The p-value is the smallest level of significance at which the null hypothesis can be rejected.

The p-value is the smallest level of significance at which the null hypothesis can be rejected. -> does this means we do not reject if t stat > p value?

How does this work?

Fail to reject if the p-value is larger than the chosen significance level (alpha), such as 1% (0.01), 5% (0.05), etc. This corresponds to a critical t-value being larger than the calculated t-statistic.

Remember, p-values are probabilities, which cannot exeed 1 and cannot be less than 0. Calculated test statistics can be outside of this range.
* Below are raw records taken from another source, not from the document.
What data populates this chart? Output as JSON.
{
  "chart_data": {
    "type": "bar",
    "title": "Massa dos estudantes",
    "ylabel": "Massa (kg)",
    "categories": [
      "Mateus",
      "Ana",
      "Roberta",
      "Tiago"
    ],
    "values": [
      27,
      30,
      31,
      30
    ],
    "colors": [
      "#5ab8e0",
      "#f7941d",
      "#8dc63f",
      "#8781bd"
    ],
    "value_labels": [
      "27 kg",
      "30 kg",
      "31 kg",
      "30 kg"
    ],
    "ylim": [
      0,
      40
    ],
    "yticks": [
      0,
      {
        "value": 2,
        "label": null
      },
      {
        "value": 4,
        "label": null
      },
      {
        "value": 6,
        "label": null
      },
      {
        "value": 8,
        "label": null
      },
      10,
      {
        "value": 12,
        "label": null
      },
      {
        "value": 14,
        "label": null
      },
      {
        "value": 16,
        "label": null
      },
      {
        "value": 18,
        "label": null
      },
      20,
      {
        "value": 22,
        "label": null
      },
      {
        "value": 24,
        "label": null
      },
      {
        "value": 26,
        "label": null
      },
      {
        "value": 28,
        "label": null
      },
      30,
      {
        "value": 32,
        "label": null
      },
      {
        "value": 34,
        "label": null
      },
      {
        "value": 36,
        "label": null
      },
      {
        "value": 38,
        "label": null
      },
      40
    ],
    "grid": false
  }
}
A p-value is a level of significance.

An α is a level of significance.

You compare the p-value to the α you’ve chosen. Because the p-value is the _ lowest _ level of significance at which you’d reject the null, so you reject the null at values of p or higher, but not at values lower than p:

  • If the chosen α > p, you reject the null
  • If the chosen α < p, you don’t reject the null

Also, to help distinguish alpha and p-values-- a p-value is an observed significance level (based on the calculated test statistic) and an alpha is a chosen (or provided by CFAI) significance level that acts as a threshold (associated with a critical value).

Good clarification.

Thank you for the clarification guys

I am actually asking this question from CFAI - QM - Garfield Vignette Qns 5.

I still do not understand why is the answer fail to reject the null hypothesis.I cant seem to find alpha stated anywhere in the vignette…

Glad to help!

Did they mention a critical value for you to use as a cutoff, or do they state a p-value? I don’t have access to this info.

By convention, alpha values should be between 0.10 and 0.01 (10% and 1%, respectively). If they gave you a p-value larger than 0.10, they could assume that by general conventions the answer would involve a failure to reject the null.